Des mots pour exprimer les bienfaits du CÉAF… Un endroit où il fait bon être!

Le Centre d’éducation et d’action des femmes de Montréal, le CÉAF, est un lieu de solidarité où foisonnent les idées, les ressources, mais surtout les actions. Les femmes s’y engagent pour agir en faveur de l’égalité et de la justice sociale, et aussi pour briser l’isolement, vivre de beaux moments ensemble et, parfois, changer leur parcours de vie.

Le centre offre plusieurs services dont la halte-garderie, les cours d’informatique, les ateliers de conversation, les midis soupe, mais aussi des comités d’action locale dans lesquels sont impliquées de nombreuses femmes.

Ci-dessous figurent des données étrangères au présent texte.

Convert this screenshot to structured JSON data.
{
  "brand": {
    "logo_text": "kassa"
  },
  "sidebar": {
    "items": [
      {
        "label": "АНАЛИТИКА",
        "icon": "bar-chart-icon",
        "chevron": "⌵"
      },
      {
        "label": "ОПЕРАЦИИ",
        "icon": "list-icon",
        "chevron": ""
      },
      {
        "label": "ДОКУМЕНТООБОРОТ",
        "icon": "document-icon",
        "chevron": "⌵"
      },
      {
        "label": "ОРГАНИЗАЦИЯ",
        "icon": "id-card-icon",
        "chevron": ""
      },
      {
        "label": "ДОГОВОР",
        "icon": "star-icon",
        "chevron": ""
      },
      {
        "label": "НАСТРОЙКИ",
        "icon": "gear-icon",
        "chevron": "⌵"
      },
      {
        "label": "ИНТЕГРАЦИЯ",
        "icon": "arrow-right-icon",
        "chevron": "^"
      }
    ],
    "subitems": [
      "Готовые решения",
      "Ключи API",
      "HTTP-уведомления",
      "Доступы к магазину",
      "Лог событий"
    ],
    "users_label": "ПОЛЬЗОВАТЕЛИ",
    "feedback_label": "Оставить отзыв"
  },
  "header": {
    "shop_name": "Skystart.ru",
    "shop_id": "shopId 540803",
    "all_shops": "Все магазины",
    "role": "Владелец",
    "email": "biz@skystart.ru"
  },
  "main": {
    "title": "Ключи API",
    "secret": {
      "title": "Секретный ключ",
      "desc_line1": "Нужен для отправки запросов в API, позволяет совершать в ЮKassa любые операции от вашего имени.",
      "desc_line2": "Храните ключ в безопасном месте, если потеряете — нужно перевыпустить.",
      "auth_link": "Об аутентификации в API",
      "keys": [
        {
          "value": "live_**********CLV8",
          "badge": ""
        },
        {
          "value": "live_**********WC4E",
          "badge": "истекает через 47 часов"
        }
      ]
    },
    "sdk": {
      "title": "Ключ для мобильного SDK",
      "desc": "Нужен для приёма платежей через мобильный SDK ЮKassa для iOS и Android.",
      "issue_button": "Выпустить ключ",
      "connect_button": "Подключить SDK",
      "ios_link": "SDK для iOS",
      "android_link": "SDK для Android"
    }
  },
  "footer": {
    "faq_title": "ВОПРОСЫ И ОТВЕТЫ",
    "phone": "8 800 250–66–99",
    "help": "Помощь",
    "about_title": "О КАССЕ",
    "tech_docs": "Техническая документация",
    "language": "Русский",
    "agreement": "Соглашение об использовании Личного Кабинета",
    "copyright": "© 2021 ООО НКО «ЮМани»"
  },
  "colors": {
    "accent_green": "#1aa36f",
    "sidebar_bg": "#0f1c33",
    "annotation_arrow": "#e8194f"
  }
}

L’an dernier, l’équipe a mis sur pied un comité dans le but d’améliorer son processus d’évaluation et de pouvoir mieux mesurer les effets de ses actions sur les participantes. Nous avons demandé à l’intervenante responsable du projet de nous partager leur expérience empreinte de beaux résultats, mais aussi de défis.

« Au Centre des femmes, l’évaluation a toujours fait partie de nos pratiques, mais nous souhaitions aller plus loin pour enrichir notre discours concernant les effets de nos services sur les femmes de la communauté.

Du temps…

Le processus d’évaluation a représenté plusieurs défis pour l’équipe surtout en termes d’énergie et de temps requis. Au terme du processus, qui a duré une année, nous avons comptabilisé 103 heures de travail : réunions, suivis, rédaction, entrée de données, apprentissage des outils, rédaction du questionnaire, organisation du groupe de discussion…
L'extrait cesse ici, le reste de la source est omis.